Bayesian fit with NumPyro

The optimizer above returns a single best-fit point. A Bayesian fit instead returns the whole posterior over $\beta$ , $\gamma$ , and $R_0$ , so the uncertainty and any parameter trade-offs are explicit (see MCMC and Bayesian inference). NumPyro expresses the model in JAX and samples it with the NUTS Hamiltonian Monte Carlo sampler; here the epidemic is a discrete-time SIR stepped with lax.scan so the whole model is differentiable.

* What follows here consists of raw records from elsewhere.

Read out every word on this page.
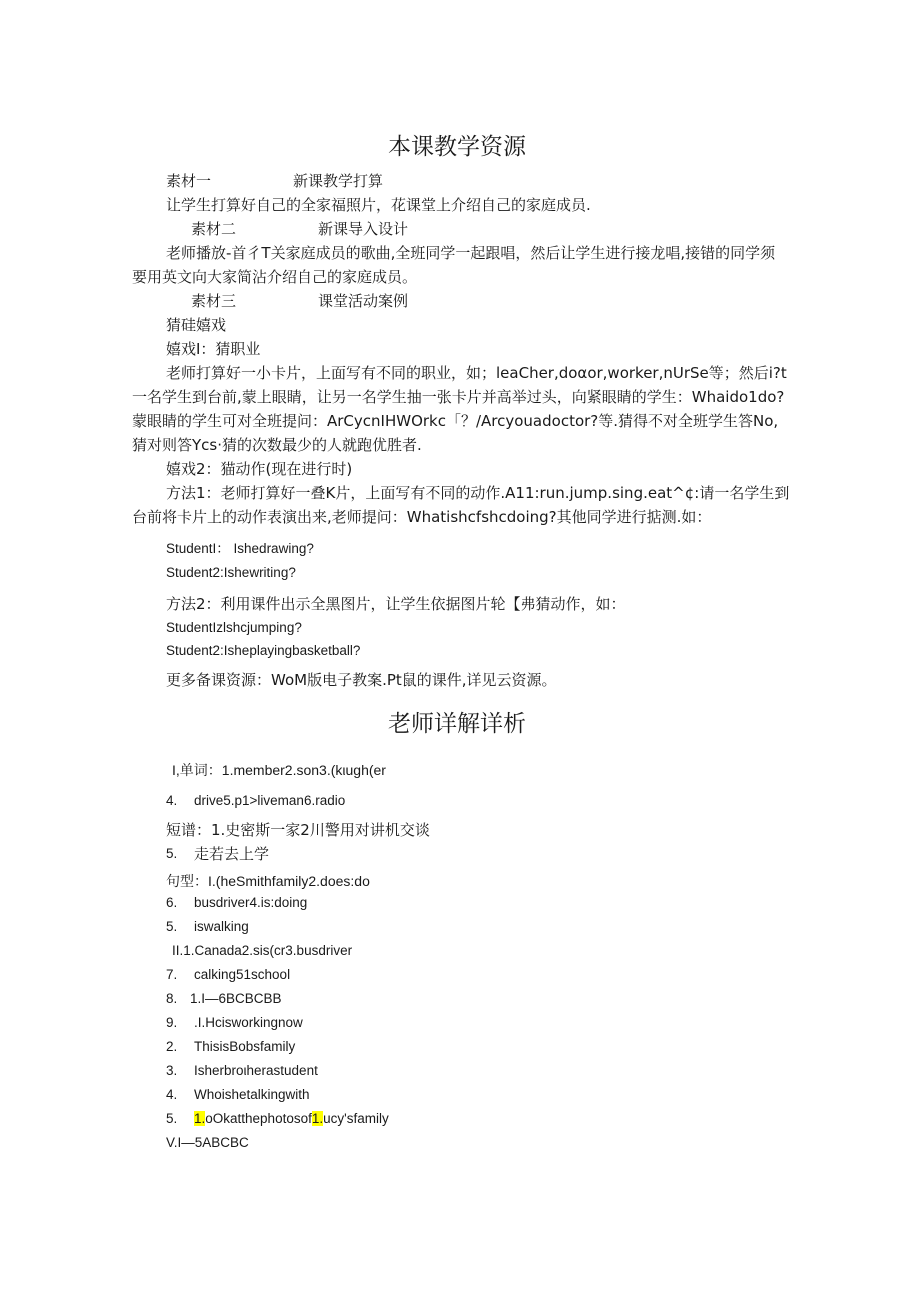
本课教学资源
素材一	新课教学打算
让学生打算好自己的全家福照片，花课堂上介绍自己的家庭成员.
素材二	新课导入设计
老师播放-首彳T关家庭成员的歌曲,全班同学一起跟唱，然后让学生进行接龙唱,接错的同学须要用英文向大家简沾介绍自己的家庭成员。
素材三	课堂活动案例
猜硅嬉戏
嬉戏I：猜职业
老师打算好一小卡片，上面写有不同的职业，如；leaCher,doαor,worker,nUrSe等；然后i?t一名学生到台前,蒙上眼睛，让另一名学生抽一张卡片并高举过头，向紧眼睛的学生：Whaido1do?蒙眼睛的学生可对全班提问：ArCycnIHWOrkc「？/Arcyouadoctor?等.猜得不对全班学生答No,猜对则答Ycs·猜的次数最少的人就跑优胜者.
嬉戏2：猫动作(现在进行时)
方法1：老师打算好一叠K片，上面写有不同的动作.A11:run.jump.sing.eat^¢:请一名学生到台前将卡片上的动作表演出来,老师提问：Whatishcfshcdoing?其他同学进行掂测.如：
StudentI： Ishedrawing?
Student2:Ishewriting?
方法2：利用课件出示全黑图片，让学生依据图片轮【弗猜动作，如：
StudentIzlshcjumping?
Student2:Ishepla​yingbasketball?
更多备课资源：WoM版电子教案.Pt鼠的课件,详见云资源。
老师详解详析
I,单词：1.member2.son3.(kιugh(er
4. drive5.p1>liveman6.radio
短谱：1.史密斯一家2川警用对讲机交谈
5. 走若去上学
句型：I.(heSmithfamily2.does:do
6. busdriver4.is:doing
5. iswalking
II.1.Canada2.sis(cr3.busdriver
7. calking51school
8. 1.I—6BCBCBB
9. .I.Hcisworkingnow
2. ThisisBobsfamily
3. Isherbroιherastudent
4. Whoishetalkingwith
5. 1.oOkatthephotosof1.ucy'sfamily
V.I—5ABCBC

import jax, jax.numpy as jnp
from jax import random
import numpyro, numpyro.distributions as dist
from numpyro.infer import MCMC, NUTS

N = 10000.0
n_days = obs.shape[0]                       # `obs` = the noisy incidence from above

def sir_model(obs=None):
    beta = numpyro.sample("beta", dist.LogNormal(jnp.log(0.5), 0.5))   # priors
    gamma = numpyro.sample("gamma", dist.LogNormal(jnp.log(0.5), 0.5))

    def step(state, _):
        S, I, R = state
        inf = beta * S * I / N              # new infections that day
        rec = gamma * I
        return (S - inf, I + inf - rec, R + rec), inf

    _, incidence = jax.lax.scan(step, (N - 5.0, 5.0, 0.0), None, length=n_days)
    numpyro.deterministic("R0", beta / gamma)
    numpyro.sample("obs", dist.Poisson(jnp.clip(incidence, 1e-6, None)), obs=obs)

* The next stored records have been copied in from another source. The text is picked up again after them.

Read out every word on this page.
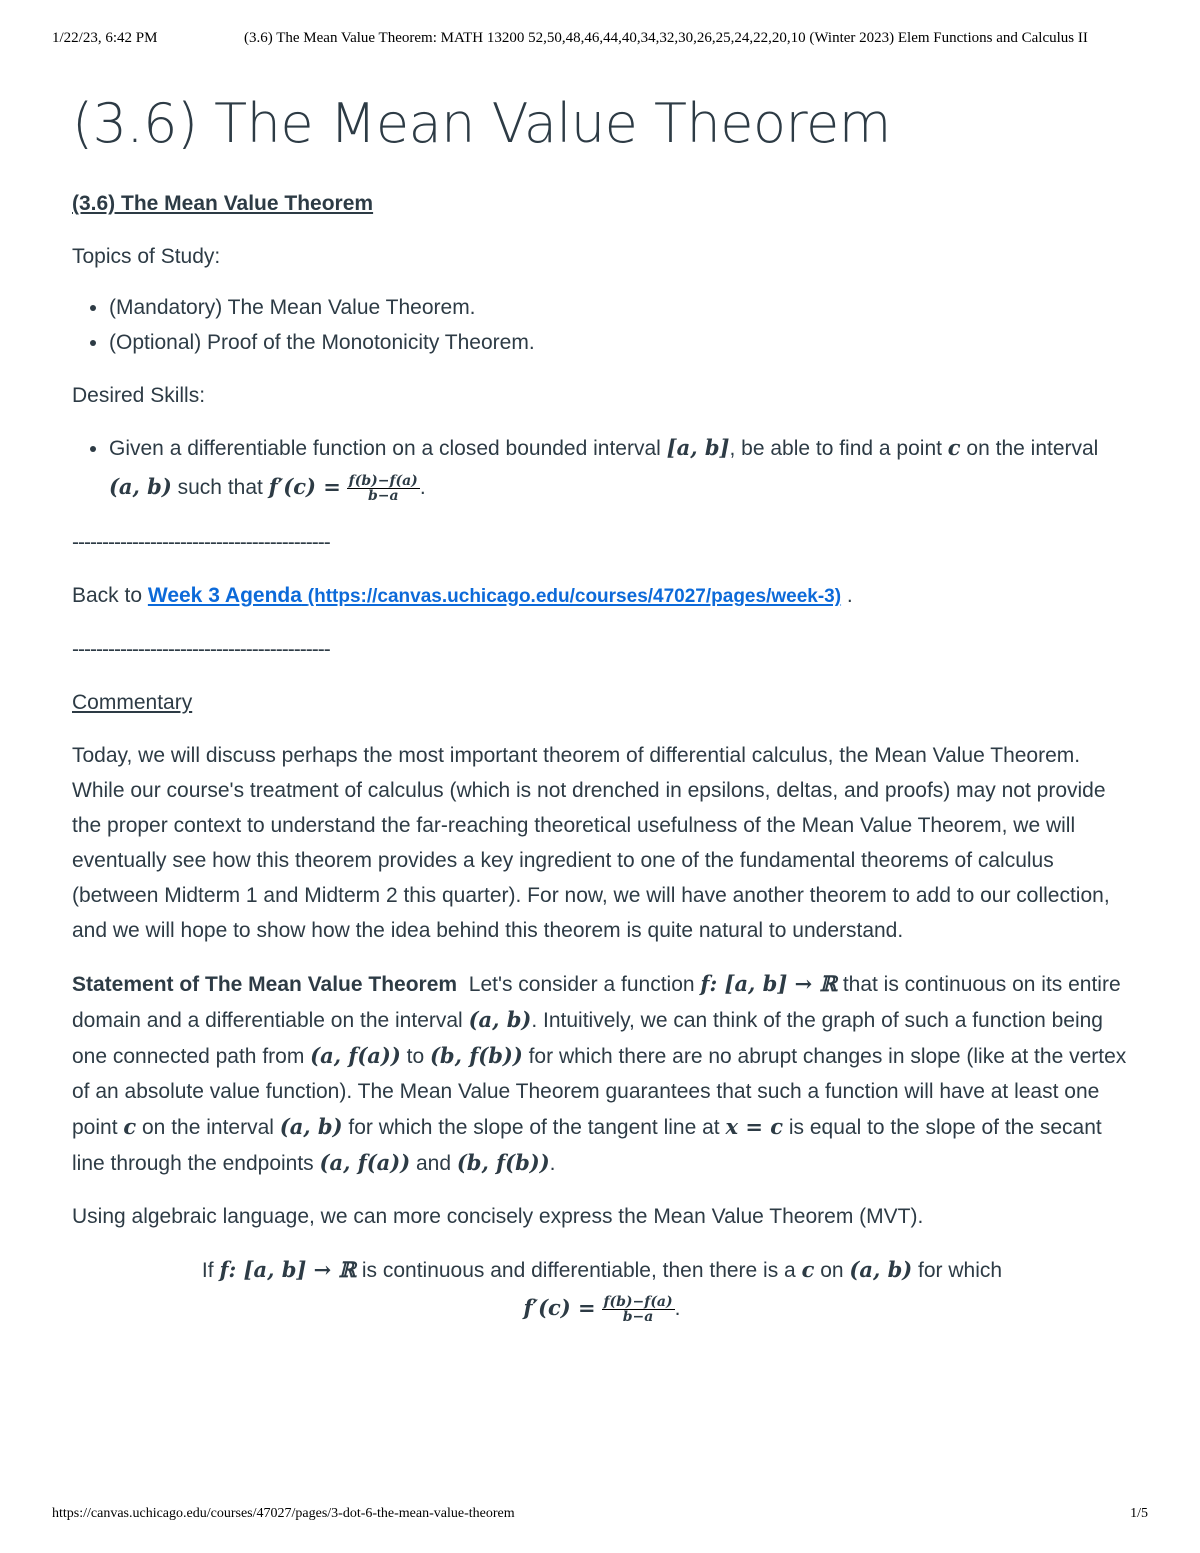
1/22/23, 6:42 PM	(3.6) The Mean Value Theorem: MATH 13200 52,50,48,46,44,40,34,32,30,26,25,24,22,20,10 (Winter 2023) Elem Functions and Calculus II
(3.6) The Mean Value Theorem

(3.6) The Mean Value Theorem

Topics of Study:

• (Mandatory) The Mean Value Theorem.
• (Optional) Proof of the Monotonicity Theorem.

Desired Skills:

• Given a differentiable function on a closed bounded interval [a, b], be able to find a point c on the interval (a, b) such that $f'(c) = \frac{f(b)-f(a)}{b-a}$ .

-------------------------------------------

Back to Week 3 Agenda (https://canvas.uchicago.edu/courses/47027/pages/week-3) .

-------------------------------------------

Commentary

Today, we will discuss perhaps the most important theorem of differential calculus, the Mean Value Theorem. While our course's treatment of calculus (which is not drenched in epsilons, deltas, and proofs) may not provide the proper context to understand the far-reaching theoretical usefulness of the Mean Value Theorem, we will eventually see how this theorem provides a key ingredient to one of the fundamental theorems of calculus (between Midterm 1 and Midterm 2 this quarter). For now, we will have another theorem to add to our collection, and we will hope to show how the idea behind this theorem is quite natural to understand.

Statement of The Mean Value Theorem  Let's consider a function f: [a, b] → ℝ that is continuous on its entire domain and a differentiable on the interval (a, b). Intuitively, we can think of the graph of such a function being one connected path from (a, f(a)) to (b, f(b)) for which there are no abrupt changes in slope (like at the vertex of an absolute value function). The Mean Value Theorem guarantees that such a function will have at least one point c on the interval (a, b) for which the slope of the tangent line at x = c is equal to the slope of the secant line through the endpoints (a, f(a)) and (b, f(b)).

Using algebraic language, we can more concisely express the Mean Value Theorem (MVT).

If f: [a, b] → ℝ is continuous and differentiable, then there is a c on (a, b) for which

$f'(c) = \frac{f(b)-f(a)}{b-a}$ .

https://canvas.uchicago.edu/courses/47027/pages/3-dot-6-the-mean-value-theorem	1/5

mcmc = MCMC(NUTS(sir_model), num_warmup=500, num_samples=1000, progress_bar=False)
mcmc.run(random.PRNGKey(0), obs=jnp.asarray(obs, float))
mcmc.print_summary()
#              mean     std   5.0%  95.0%
#   beta       0.90    0.01   0.88   0.92
#   gamma      0.30    0.01   0.29   0.31
#   R0         3.01    0.05   2.93   3.09     <- posterior for R0, with a credible interval

Instead of a single $\hat R_0 \approx 3$ , you get a posterior distribution for it — the honest, uncertainty-aware version of the same calibration.

Why it matters

Calibration is how mechanistic models earn their keep in public health: fitting an SIR or SEIR model to surveillance data yields real-time estimates of transmissibility, reporting, and $R_0$ that guide response. Understanding the objective, the optimizer, and the limits set by identifiability keeps those estimates honest and their uncertainty visible.